Die Tat geschah kurz nach Mitternacht: Am 23. Juni 2017 nötigte ein Mann in der Rothrister Bahnhofsunterführung eine junge Frau. Er bedrohte sie mit einem Messer und forderte Bargeld (wir berichteten). Danach soll er sie gepackt und in einer Nische sexuell missbraucht haben. Dabei wehrte sich die Frau und schrie um Hilfe. Dem Schweizerdeutsch sprechenden Mann im Alter zwischen 40 und 60 Jahren gelang die Flucht.

Nachdem die Fahndung mittels Diensthund und Phantombild vorerst erfolglos blieb, konnte der Mann schliesslich nach rund zwei Wochen verhaftet werden. Die Strafverfolgungsbehörden machten ihn mittels DNA-Spuren ausfindig. Heute Donnerstag muss sich der Mann vor dem Bezirksgericht Zofingen verantworten. Die Anklage lautet auf sexuelle Nötigung und Raub. Gemäss Staatsanwaltschaft hat er die Tat grundsätzlich gestanden.

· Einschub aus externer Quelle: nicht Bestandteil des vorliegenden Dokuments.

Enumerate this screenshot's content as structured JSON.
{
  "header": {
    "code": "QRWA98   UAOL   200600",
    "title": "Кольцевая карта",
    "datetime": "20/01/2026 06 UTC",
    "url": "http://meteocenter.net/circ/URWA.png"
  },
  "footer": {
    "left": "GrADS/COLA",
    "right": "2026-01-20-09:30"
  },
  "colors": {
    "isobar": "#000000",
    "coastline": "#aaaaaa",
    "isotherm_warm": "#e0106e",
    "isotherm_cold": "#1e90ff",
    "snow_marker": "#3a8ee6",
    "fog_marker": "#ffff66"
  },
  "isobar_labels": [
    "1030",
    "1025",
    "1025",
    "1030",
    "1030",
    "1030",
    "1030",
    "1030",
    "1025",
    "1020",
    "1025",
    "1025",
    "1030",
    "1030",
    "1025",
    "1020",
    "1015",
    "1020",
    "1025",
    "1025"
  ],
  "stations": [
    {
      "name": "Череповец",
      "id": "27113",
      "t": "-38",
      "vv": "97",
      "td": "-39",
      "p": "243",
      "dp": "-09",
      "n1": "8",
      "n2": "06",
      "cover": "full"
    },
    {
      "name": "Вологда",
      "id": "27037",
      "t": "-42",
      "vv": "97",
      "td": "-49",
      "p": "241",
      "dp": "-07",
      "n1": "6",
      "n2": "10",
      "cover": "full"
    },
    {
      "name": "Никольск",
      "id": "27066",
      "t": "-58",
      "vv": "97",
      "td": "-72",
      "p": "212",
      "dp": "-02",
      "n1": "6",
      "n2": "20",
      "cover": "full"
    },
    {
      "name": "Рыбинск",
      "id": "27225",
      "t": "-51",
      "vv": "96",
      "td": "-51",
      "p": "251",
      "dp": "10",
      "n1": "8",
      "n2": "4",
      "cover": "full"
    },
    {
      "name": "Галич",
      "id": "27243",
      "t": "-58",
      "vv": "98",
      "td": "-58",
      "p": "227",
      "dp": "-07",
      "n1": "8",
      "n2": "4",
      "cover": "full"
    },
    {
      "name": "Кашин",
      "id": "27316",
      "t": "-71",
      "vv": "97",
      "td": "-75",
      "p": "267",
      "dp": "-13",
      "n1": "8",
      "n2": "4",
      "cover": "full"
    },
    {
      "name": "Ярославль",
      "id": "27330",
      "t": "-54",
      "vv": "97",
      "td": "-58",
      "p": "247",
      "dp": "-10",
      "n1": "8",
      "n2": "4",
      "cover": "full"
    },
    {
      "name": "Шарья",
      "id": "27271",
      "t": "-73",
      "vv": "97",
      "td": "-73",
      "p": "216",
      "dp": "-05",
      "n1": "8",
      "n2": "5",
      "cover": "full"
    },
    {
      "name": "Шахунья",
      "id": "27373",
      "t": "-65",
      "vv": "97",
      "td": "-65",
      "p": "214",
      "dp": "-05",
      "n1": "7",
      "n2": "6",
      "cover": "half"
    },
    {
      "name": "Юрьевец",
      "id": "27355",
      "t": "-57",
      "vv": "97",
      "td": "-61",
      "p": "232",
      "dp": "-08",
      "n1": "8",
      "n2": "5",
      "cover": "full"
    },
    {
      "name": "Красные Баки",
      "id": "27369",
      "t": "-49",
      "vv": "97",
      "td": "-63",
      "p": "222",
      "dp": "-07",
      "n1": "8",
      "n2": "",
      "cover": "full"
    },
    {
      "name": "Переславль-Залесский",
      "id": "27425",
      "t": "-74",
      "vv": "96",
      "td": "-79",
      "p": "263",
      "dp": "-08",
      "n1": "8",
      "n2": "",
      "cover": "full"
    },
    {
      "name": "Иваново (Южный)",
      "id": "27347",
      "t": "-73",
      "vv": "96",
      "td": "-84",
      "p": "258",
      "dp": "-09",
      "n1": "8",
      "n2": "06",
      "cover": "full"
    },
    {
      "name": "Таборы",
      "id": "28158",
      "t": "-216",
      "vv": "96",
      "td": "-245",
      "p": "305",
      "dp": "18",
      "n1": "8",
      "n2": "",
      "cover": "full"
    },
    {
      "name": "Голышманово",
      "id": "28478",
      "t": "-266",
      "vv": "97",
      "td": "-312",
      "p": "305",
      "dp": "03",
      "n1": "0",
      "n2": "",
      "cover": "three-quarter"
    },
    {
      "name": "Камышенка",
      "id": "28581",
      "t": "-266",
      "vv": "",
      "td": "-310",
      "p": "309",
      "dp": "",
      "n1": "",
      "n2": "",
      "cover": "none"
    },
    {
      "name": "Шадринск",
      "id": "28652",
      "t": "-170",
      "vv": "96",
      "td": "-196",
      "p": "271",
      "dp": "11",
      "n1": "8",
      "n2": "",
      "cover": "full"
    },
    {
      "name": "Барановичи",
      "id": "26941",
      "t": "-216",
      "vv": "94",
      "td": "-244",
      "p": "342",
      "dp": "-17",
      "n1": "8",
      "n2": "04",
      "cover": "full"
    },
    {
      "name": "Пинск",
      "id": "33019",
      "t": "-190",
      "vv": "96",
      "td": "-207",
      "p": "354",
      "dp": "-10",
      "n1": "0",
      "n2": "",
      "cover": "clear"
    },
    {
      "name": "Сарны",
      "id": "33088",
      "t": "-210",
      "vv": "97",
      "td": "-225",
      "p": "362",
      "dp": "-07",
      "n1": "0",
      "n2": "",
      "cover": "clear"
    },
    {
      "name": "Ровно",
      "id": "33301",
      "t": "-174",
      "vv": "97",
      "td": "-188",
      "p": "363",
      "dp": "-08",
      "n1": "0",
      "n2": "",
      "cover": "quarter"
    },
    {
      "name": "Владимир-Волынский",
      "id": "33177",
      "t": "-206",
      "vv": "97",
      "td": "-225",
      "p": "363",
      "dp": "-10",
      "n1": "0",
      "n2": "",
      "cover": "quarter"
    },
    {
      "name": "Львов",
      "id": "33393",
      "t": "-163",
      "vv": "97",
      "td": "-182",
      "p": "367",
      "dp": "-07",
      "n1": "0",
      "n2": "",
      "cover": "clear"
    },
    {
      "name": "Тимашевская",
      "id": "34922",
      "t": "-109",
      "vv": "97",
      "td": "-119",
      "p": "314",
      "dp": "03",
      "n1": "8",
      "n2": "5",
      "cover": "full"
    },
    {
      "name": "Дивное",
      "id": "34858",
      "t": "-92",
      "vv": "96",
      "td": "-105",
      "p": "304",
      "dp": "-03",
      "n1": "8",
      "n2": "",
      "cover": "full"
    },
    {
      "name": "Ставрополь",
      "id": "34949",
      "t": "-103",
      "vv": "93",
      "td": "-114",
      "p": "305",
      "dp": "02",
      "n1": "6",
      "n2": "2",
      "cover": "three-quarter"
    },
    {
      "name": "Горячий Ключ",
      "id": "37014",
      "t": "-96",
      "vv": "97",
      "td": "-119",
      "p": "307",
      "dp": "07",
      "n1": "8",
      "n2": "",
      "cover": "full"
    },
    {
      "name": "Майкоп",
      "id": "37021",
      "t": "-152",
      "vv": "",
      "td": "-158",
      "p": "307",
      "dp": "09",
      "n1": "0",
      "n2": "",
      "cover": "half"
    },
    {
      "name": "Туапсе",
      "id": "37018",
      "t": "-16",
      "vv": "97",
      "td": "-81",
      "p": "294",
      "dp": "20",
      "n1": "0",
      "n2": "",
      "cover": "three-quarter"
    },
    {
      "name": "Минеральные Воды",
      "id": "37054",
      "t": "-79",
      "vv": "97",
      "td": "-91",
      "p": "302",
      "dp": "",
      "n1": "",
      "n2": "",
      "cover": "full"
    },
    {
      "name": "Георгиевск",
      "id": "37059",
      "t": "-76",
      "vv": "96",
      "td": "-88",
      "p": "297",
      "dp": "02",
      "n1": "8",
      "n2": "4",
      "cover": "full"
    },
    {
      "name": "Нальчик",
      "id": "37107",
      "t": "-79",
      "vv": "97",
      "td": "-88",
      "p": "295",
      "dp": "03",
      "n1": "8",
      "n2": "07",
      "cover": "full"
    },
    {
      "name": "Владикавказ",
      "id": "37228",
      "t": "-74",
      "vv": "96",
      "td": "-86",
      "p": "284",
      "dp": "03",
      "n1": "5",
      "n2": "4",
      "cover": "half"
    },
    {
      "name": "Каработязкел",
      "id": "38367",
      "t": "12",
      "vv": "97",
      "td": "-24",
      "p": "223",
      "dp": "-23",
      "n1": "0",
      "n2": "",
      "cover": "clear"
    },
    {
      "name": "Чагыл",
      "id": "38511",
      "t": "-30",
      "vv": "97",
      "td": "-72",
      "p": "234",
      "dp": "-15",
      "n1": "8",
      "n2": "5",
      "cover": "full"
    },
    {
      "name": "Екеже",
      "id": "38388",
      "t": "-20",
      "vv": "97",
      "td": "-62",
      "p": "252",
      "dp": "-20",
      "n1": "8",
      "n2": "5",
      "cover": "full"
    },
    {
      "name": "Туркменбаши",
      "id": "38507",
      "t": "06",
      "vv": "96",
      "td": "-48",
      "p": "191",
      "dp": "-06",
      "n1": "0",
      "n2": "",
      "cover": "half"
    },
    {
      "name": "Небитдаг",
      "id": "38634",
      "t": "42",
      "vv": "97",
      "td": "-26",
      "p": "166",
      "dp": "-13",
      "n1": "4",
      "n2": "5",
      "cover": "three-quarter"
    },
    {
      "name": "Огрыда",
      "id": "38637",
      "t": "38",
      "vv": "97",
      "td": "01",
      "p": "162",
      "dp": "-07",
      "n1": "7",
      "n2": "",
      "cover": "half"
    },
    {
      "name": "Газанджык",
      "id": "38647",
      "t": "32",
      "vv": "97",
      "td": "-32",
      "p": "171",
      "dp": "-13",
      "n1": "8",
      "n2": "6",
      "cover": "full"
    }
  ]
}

Forderung an den Gemeinderat

Der Fall hatte hohe Wellen geworfen und viele Menschen in der Region schockiert. Die SP Rothrist sah sich zum Handeln gezwungen. Muriel Fiechter Oberholzer und Mirjam Erne (Präsidentin der SP Rothrist), wandten sich Anfang Juli des letzten Jahres mit einer Eingabe an den Rothrister Gemeinderat. Sie forderten konkrete Massnahmen zur Erhöhung der Sicherheit in der Bahnhofsunterführung. Dies vor allem auch, weil die Unterführung ein Teil des Schulwegs der Kinder aus dem Aarequartier ist. Des Weiteren wurde der schlechte Zustand der Unterführung moniert. «Die eine Hälfte ist weiss gestrichen und gut beleuchtet, die andere Hälfte liegt im Halbdunkel», argumentierte die SP Rothrist. Zudem gebe es im schlechter beleuchteten Unterführungsteil eine Nische, wo früher Telefonkabinen standen. In dieser Nische würden immer wieder Leute herumlungern und Passanten anpöbeln, wurde weiter beanstandet. In der Eingabe forderte die SP, auch im Namen der betroffenen Eltern, die ganze Unterführung hell zu streichen, besser zu beleuchten und die Nischen baulich zu schliessen.
Unterführung nun sicherer Kurz nach der Eingabe der SP Rothrist hat der Gemeinderat gehandelt und sich der Problematik rund um die Unterführung angenommen.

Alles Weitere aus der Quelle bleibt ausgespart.